In recent months I have blogged and tweeted the question: Do London and NYC over rely on financial services for activities, growth and jobs?
And does the crisis show that NYC and London need a new model for activities, growth and jobs?
Thus it does not surprise me to read, today, in an article at the Guardian that, in view of the recent decisions by the British and French governments to highly tax large bankers' bonuses and the arguments that they could lead to an exodus of bankers from London, Andy Haldane, the head of financial stability at the Bank of England (Britain's central bank) has argued during an interview with BBC World Service that bankers moving overseas to avoid the bonus supertax could be price worth paying to achieve lasting reform of the sector!

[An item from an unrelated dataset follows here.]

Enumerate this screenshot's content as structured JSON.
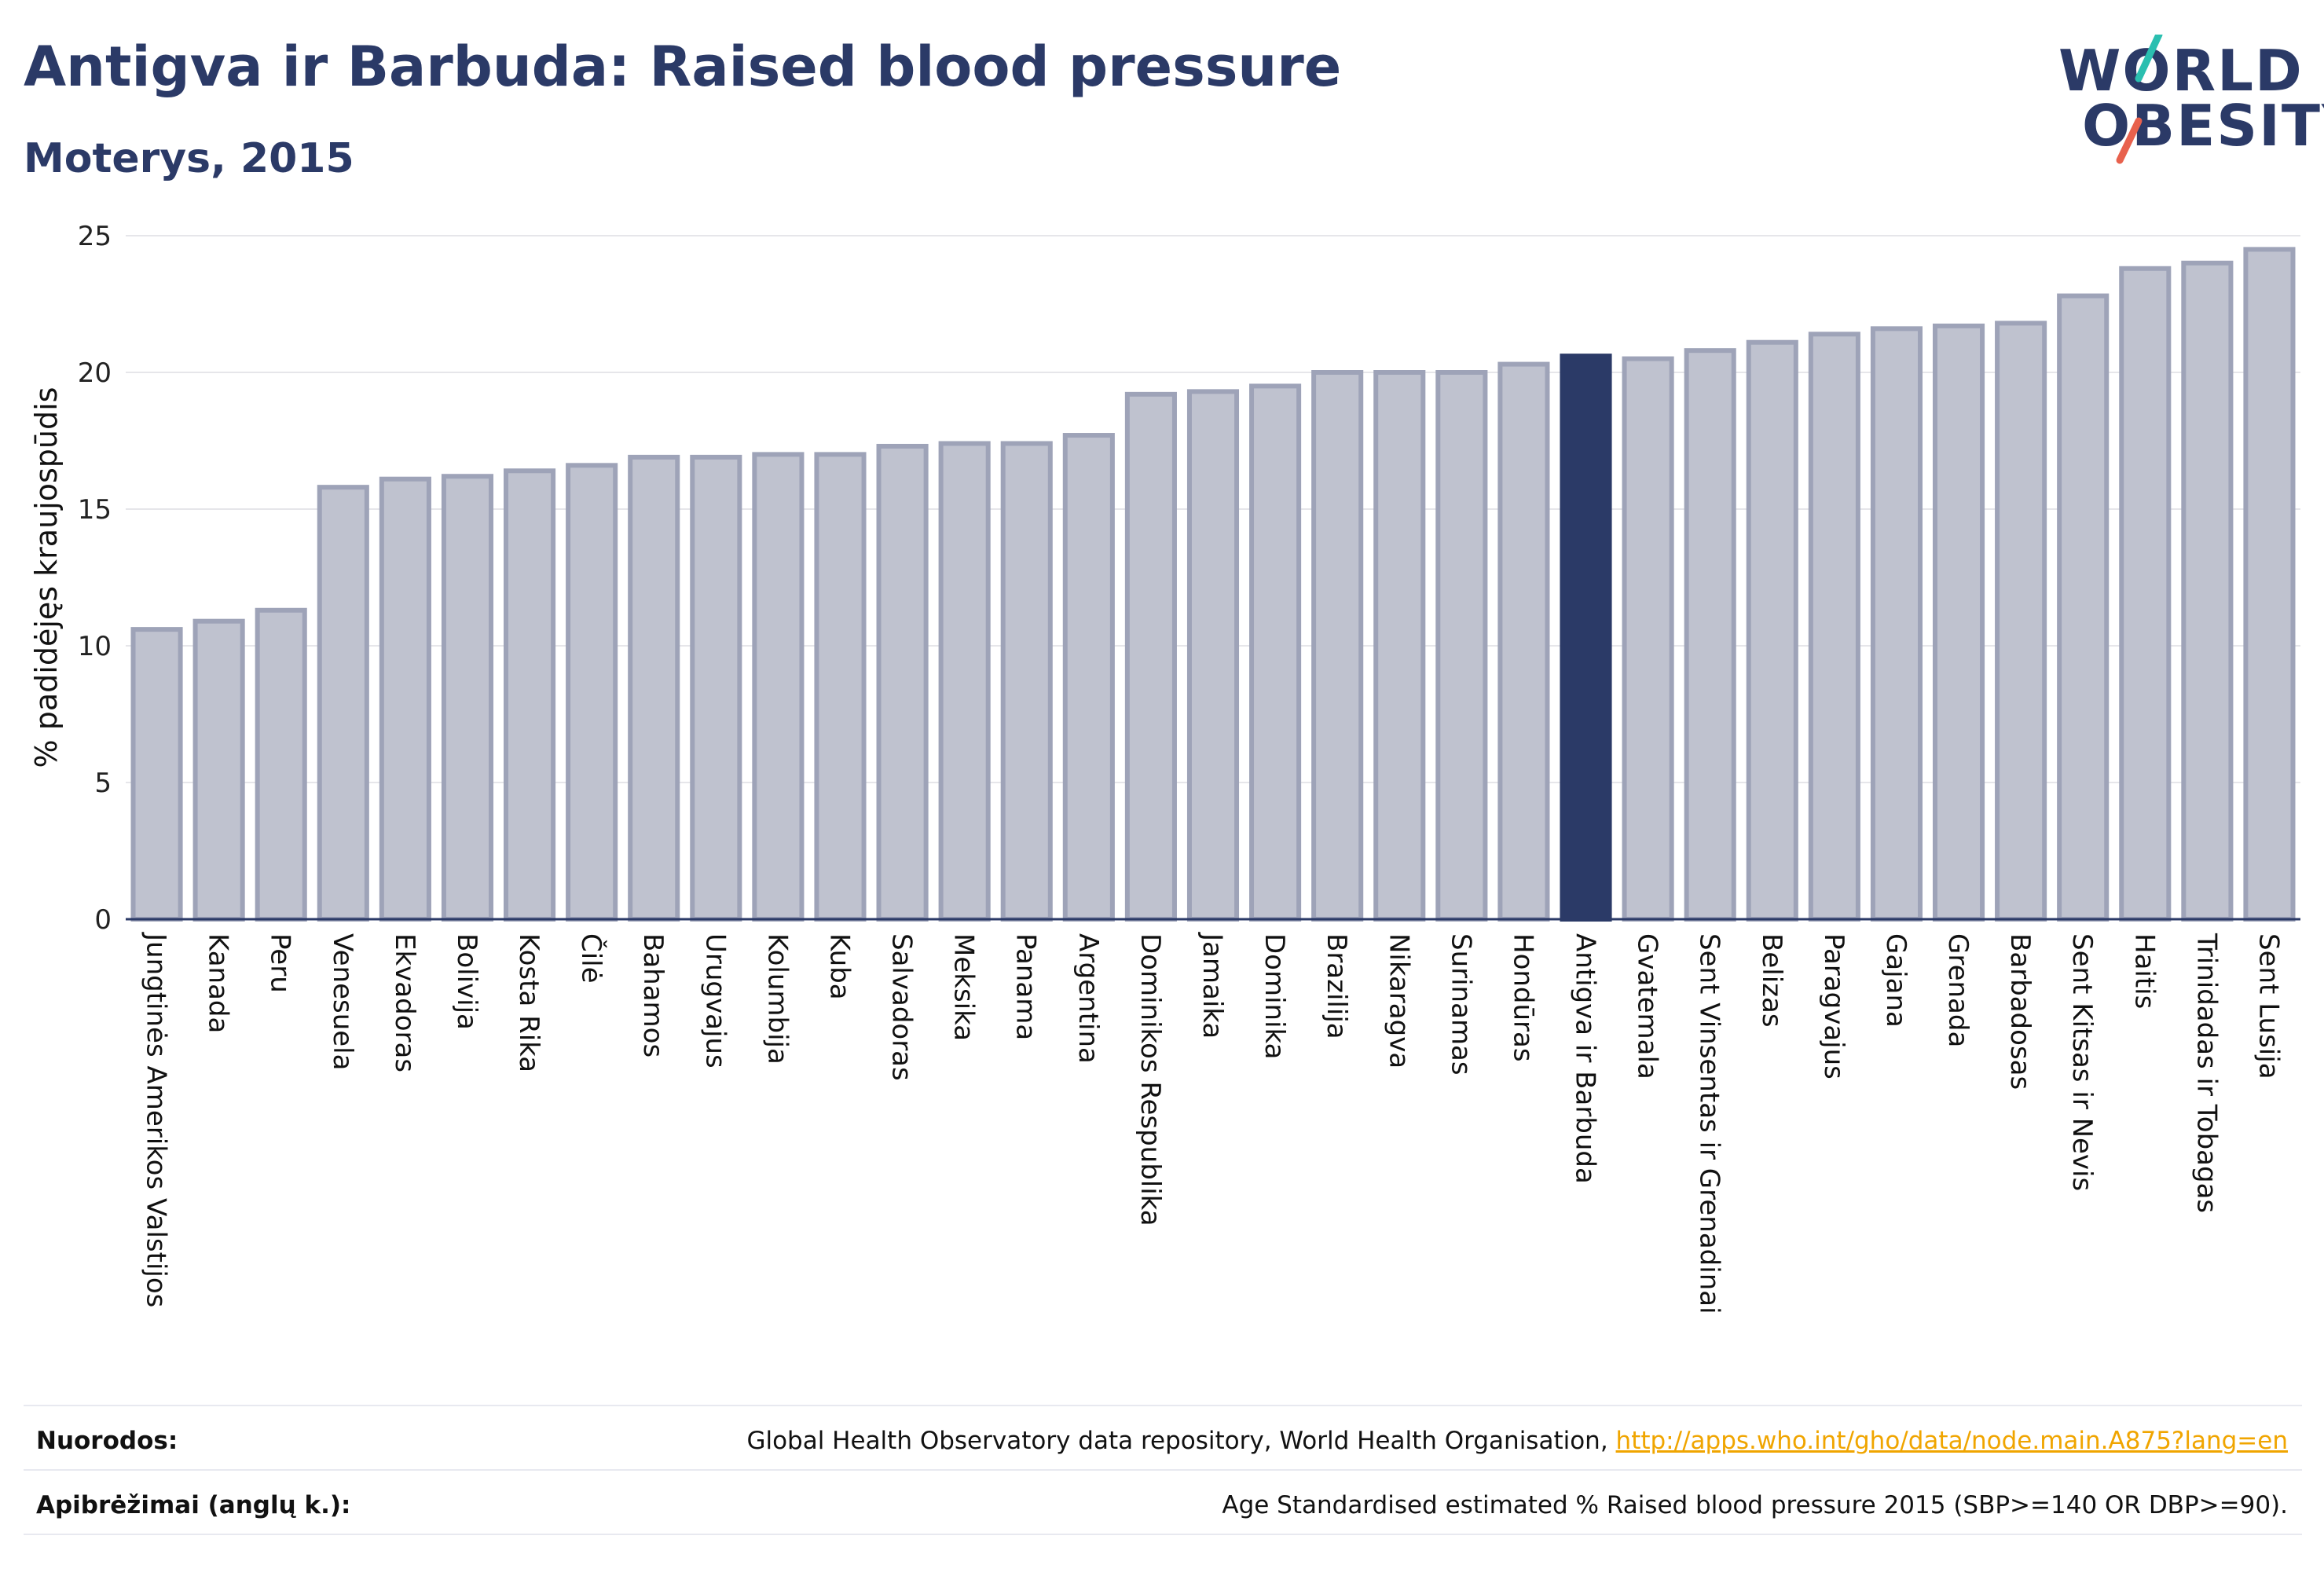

Plus he also poses some very insightful food for thought re the structure of commercial and investment banking these days and arguing for a potential separation of commercial banking and investment banking activities (and thus benefits and risks).
I am in no way antithetical to the financial services and banking industries. They always had and still have a role to play in an economy. What I am skeptical about though is the weigh that has been placed on this industry or sector. Especially by London and NYC.
In my theory about the causes of the current crisis, I propose that in recent decades, financial services did not adapt to the shrinking of manufacturing in the US and Europe (based on an assumption of mine that it is large manufacturing companies that have high needs for banking and investment banking due to the high fixed costs and capital intensity of manufacturing). The rapid shrinking of the manufacturing base in the US and much of Europe should IMO have led to some shrinking of the financial services and investment banking, which do not seem to have happened before the crisis. The alleged trend for high level bankers to move to Asia, where manufacturing strives in recent years, proves to some extent the validity of my claim that high level banking needs manufacturing (and vice-versa), whereas Services based economies of our times, such as the US, the UK, etc, do not the same volume and type of banking needs that manufacturing did in the peak days of the US and European industrial era.
In addition, it does make sense IMO to pose the question whether it makes more sense for commercial and investment banking to co-exist in an entity and hedge each other or to be separate? Not that the answer is easy. We do after all live in interesting times and to wish someone to live in such times was not a wish but, allegedly, an Ancient Chinese curse.